私の敬愛する或るお医者さんは、薬の権威でもあられて、毎年、処方される薬に関する事典を書かれて出版されておりましたが、この数年出版がなくなりました。今日先生と話していて偶々その件に話題が向いたのですが、先生曰く、処方薬に関しては大勢の人がインターネットで検索・閲覧するようになったので、紙で出版したものに対する需要が減り、4年前をもって改訂・出版を止めたとのこと。むぅ、むべなるかな。

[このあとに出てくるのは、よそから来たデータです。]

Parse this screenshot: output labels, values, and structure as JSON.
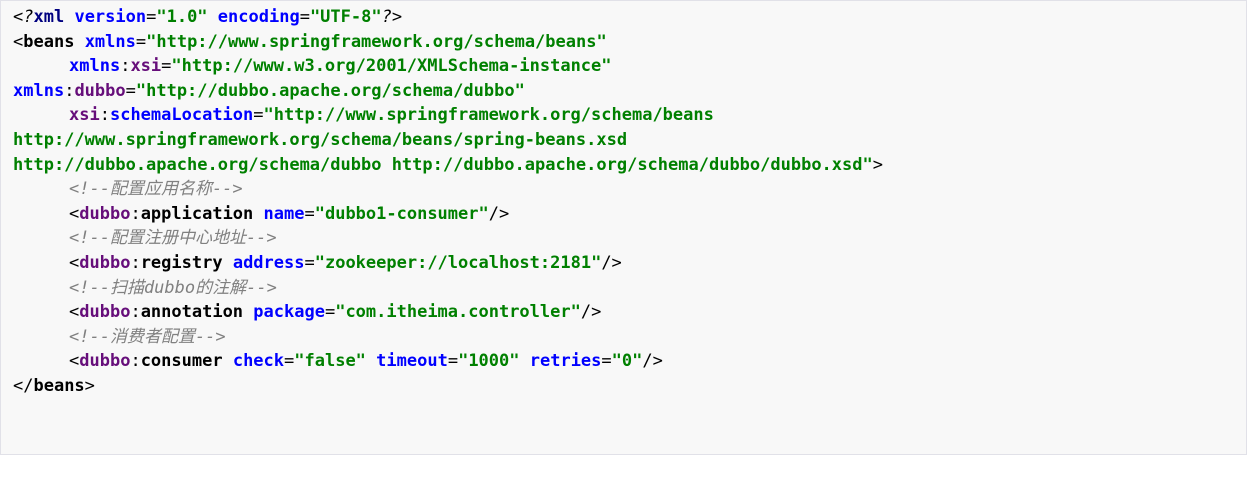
{
  "lines": [
    {
      "parts": [
        {
          "t": "<?",
          "c": "pi"
        },
        {
          "t": "xml",
          "c": "kw"
        },
        {
          "t": " ",
          "c": "punc"
        },
        {
          "t": "version",
          "c": "attr"
        },
        {
          "t": "=",
          "c": "punc"
        },
        {
          "t": "\"1.0\"",
          "c": "val"
        },
        {
          "t": " ",
          "c": "punc"
        },
        {
          "t": "encoding",
          "c": "attr"
        },
        {
          "t": "=",
          "c": "punc"
        },
        {
          "t": "\"UTF-8\"",
          "c": "val"
        },
        {
          "t": "?>",
          "c": "pi"
        }
      ]
    },
    {
      "parts": [
        {
          "t": "<",
          "c": "punc"
        },
        {
          "t": "beans",
          "c": "tag"
        },
        {
          "t": " ",
          "c": "punc"
        },
        {
          "t": "xmlns",
          "c": "attr"
        },
        {
          "t": "=",
          "c": "punc"
        },
        {
          "t": "\"http://www.springframework.org/schema/beans\"",
          "c": "val"
        }
      ]
    },
    {
      "indent": true,
      "parts": [
        {
          "t": "xmlns",
          "c": "attr"
        },
        {
          "t": ":",
          "c": "punc"
        },
        {
          "t": "xsi",
          "c": "ns"
        },
        {
          "t": "=",
          "c": "punc"
        },
        {
          "t": "\"http://www.w3.org/2001/XMLSchema-instance\"",
          "c": "val"
        }
      ]
    },
    {
      "parts": [
        {
          "t": "xmlns",
          "c": "attr"
        },
        {
          "t": ":",
          "c": "punc"
        },
        {
          "t": "dubbo",
          "c": "ns"
        },
        {
          "t": "=",
          "c": "punc"
        },
        {
          "t": "\"http://dubbo.apache.org/schema/dubbo\"",
          "c": "val"
        }
      ]
    },
    {
      "indent": true,
      "parts": [
        {
          "t": "xsi",
          "c": "ns"
        },
        {
          "t": ":",
          "c": "punc"
        },
        {
          "t": "schemaLocation",
          "c": "attr"
        },
        {
          "t": "=",
          "c": "punc"
        },
        {
          "t": "\"http://www.springframework.org/schema/beans",
          "c": "val"
        }
      ]
    },
    {
      "parts": [
        {
          "t": "http://www.springframework.org/schema/beans/spring-beans.xsd",
          "c": "val"
        }
      ]
    },
    {
      "parts": [
        {
          "t": "http://dubbo.apache.org/schema/dubbo http://dubbo.apache.org/schema/dubbo/dubbo.xsd\"",
          "c": "val"
        },
        {
          "t": ">",
          "c": "punc"
        }
      ]
    },
    {
      "indent": true,
      "parts": [
        {
          "t": "<!--配置应用名称-->",
          "c": "comment"
        }
      ]
    },
    {
      "indent": true,
      "parts": [
        {
          "t": "<",
          "c": "punc"
        },
        {
          "t": "dubbo",
          "c": "ns"
        },
        {
          "t": ":",
          "c": "punc"
        },
        {
          "t": "application",
          "c": "tag"
        },
        {
          "t": " ",
          "c": "punc"
        },
        {
          "t": "name",
          "c": "attr"
        },
        {
          "t": "=",
          "c": "punc"
        },
        {
          "t": "\"dubbo1-consumer\"",
          "c": "val"
        },
        {
          "t": "/>",
          "c": "punc"
        }
      ]
    },
    {
      "indent": true,
      "parts": [
        {
          "t": "<!--配置注册中心地址-->",
          "c": "comment"
        }
      ]
    },
    {
      "indent": true,
      "parts": [
        {
          "t": "<",
          "c": "punc"
        },
        {
          "t": "dubbo",
          "c": "ns"
        },
        {
          "t": ":",
          "c": "punc"
        },
        {
          "t": "registry",
          "c": "tag"
        },
        {
          "t": " ",
          "c": "punc"
        },
        {
          "t": "address",
          "c": "attr"
        },
        {
          "t": "=",
          "c": "punc"
        },
        {
          "t": "\"zookeeper://localhost:2181\"",
          "c": "val"
        },
        {
          "t": "/>",
          "c": "punc"
        }
      ]
    },
    {
      "indent": true,
      "parts": [
        {
          "t": "<!--扫描dubbo的注解-->",
          "c": "comment"
        }
      ]
    },
    {
      "indent": true,
      "parts": [
        {
          "t": "<",
          "c": "punc"
        },
        {
          "t": "dubbo",
          "c": "ns"
        },
        {
          "t": ":",
          "c": "punc"
        },
        {
          "t": "annotation",
          "c": "tag"
        },
        {
          "t": " ",
          "c": "punc"
        },
        {
          "t": "package",
          "c": "attr"
        },
        {
          "t": "=",
          "c": "punc"
        },
        {
          "t": "\"com.itheima.controller\"",
          "c": "val"
        },
        {
          "t": "/>",
          "c": "punc"
        }
      ]
    },
    {
      "indent": true,
      "parts": [
        {
          "t": "<!--消费者配置-->",
          "c": "comment"
        }
      ]
    },
    {
      "indent": true,
      "parts": [
        {
          "t": "<",
          "c": "punc"
        },
        {
          "t": "dubbo",
          "c": "ns"
        },
        {
          "t": ":",
          "c": "punc"
        },
        {
          "t": "consumer",
          "c": "tag"
        },
        {
          "t": " ",
          "c": "punc"
        },
        {
          "t": "check",
          "c": "attr"
        },
        {
          "t": "=",
          "c": "punc"
        },
        {
          "t": "\"false\"",
          "c": "val"
        },
        {
          "t": " ",
          "c": "punc"
        },
        {
          "t": "timeout",
          "c": "attr"
        },
        {
          "t": "=",
          "c": "punc"
        },
        {
          "t": "\"1000\"",
          "c": "val"
        },
        {
          "t": " ",
          "c": "punc"
        },
        {
          "t": "retries",
          "c": "attr"
        },
        {
          "t": "=",
          "c": "punc"
        },
        {
          "t": "\"0\"",
          "c": "val"
        },
        {
          "t": "/>",
          "c": "punc"
        }
      ]
    },
    {
      "parts": [
        {
          "t": "</",
          "c": "punc"
        },
        {
          "t": "beans",
          "c": "tag"
        },
        {
          "t": ">",
          "c": "punc"
        }
      ]
    }
  ]
}
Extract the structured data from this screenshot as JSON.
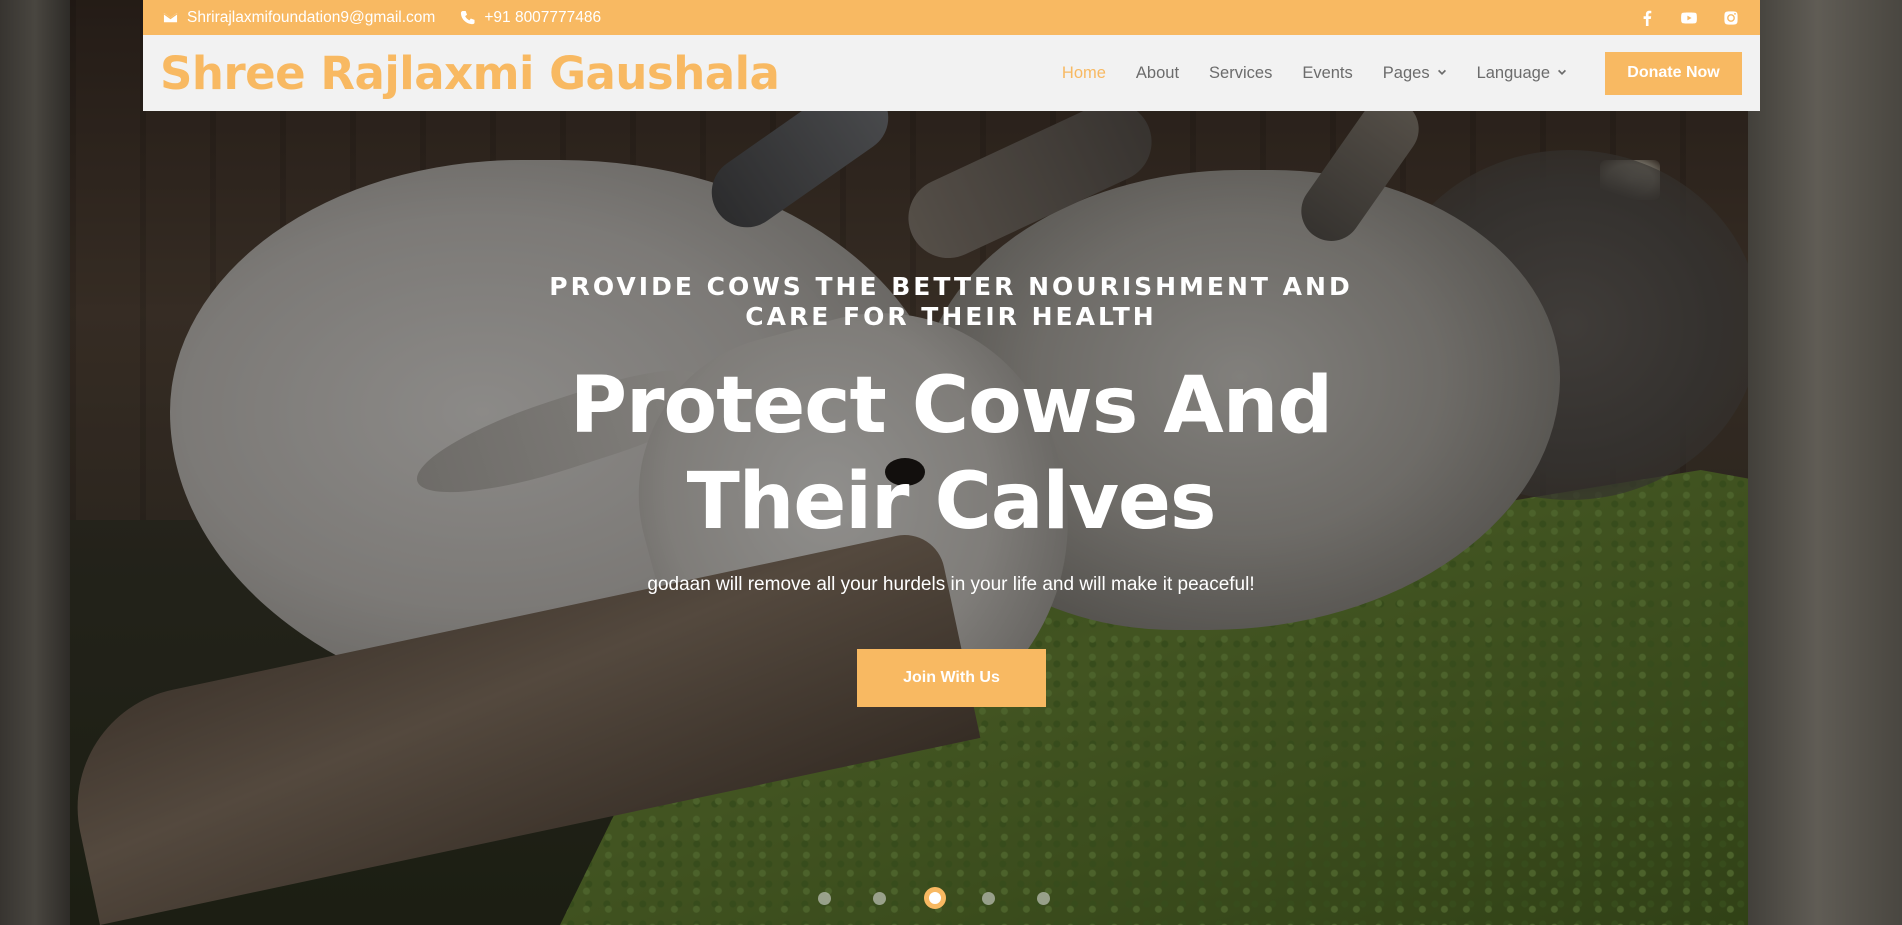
{
  "topbar": {
    "email": "Shrirajlaxmifoundation9@gmail.com",
    "phone": "+91 8007777486",
    "social": [
      "facebook-icon",
      "youtube-icon",
      "instagram-icon"
    ]
  },
  "nav": {
    "brand": "Shree Rajlaxmi Gaushala",
    "items": [
      {
        "label": "Home",
        "active": true
      },
      {
        "label": "About"
      },
      {
        "label": "Services"
      },
      {
        "label": "Events"
      },
      {
        "label": "Pages",
        "dropdown": true
      },
      {
        "label": "Language",
        "dropdown": true
      }
    ],
    "donate_label": "Donate Now"
  },
  "hero": {
    "subtitle": "PROVIDE COWS THE BETTER NOURISHMENT AND CARE FOR THEIR HEALTH",
    "headline": "Protect Cows And Their Calves",
    "tagline": "godaan will remove all your hurdels in your life and will make it peaceful!",
    "button_label": "Join With Us"
  },
  "carousel": {
    "slide_count": 5,
    "active_index": 3
  },
  "colors": {
    "accent": "#f8b962",
    "nav_bg": "#f2f2f2",
    "nav_text": "#6c6c6c"
  }
}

私自身もかつては薬の事典の本を、毎年とは云わずとも数年に一回は買い換えていましたが、最近はもっぱらスマホでインターネット上の事典を引くようになってしまいました。確かにこの方が便利です。然しながら、インターネット上の事典は、どの程度の頻度でアップデートされているかも、そもそも誰が書いているかも、ほぼ不明です。この先生の場合は、お知り合いの各分野の信頼できるお医者さんと協力・連携して、毎年事典を改訂し書き上げていたとのこと。今の時代、こういう場合の正しい知識の編纂・共有は、一体どのように行われていくのでしょうか?

薬の事典に限らず、なべて事典の類いは、同じことが起きているかも知れません。インターネット時代、知識と知恵の編纂と共有という、一見インターネットであれば自然と簡単に誰でも実行できるようなことの質の維持・管理は、今後重大な問題となってくるかも知れません。私自身答えも提案も持っている訳ではないのですが、そんなことを改めて実感したのでした。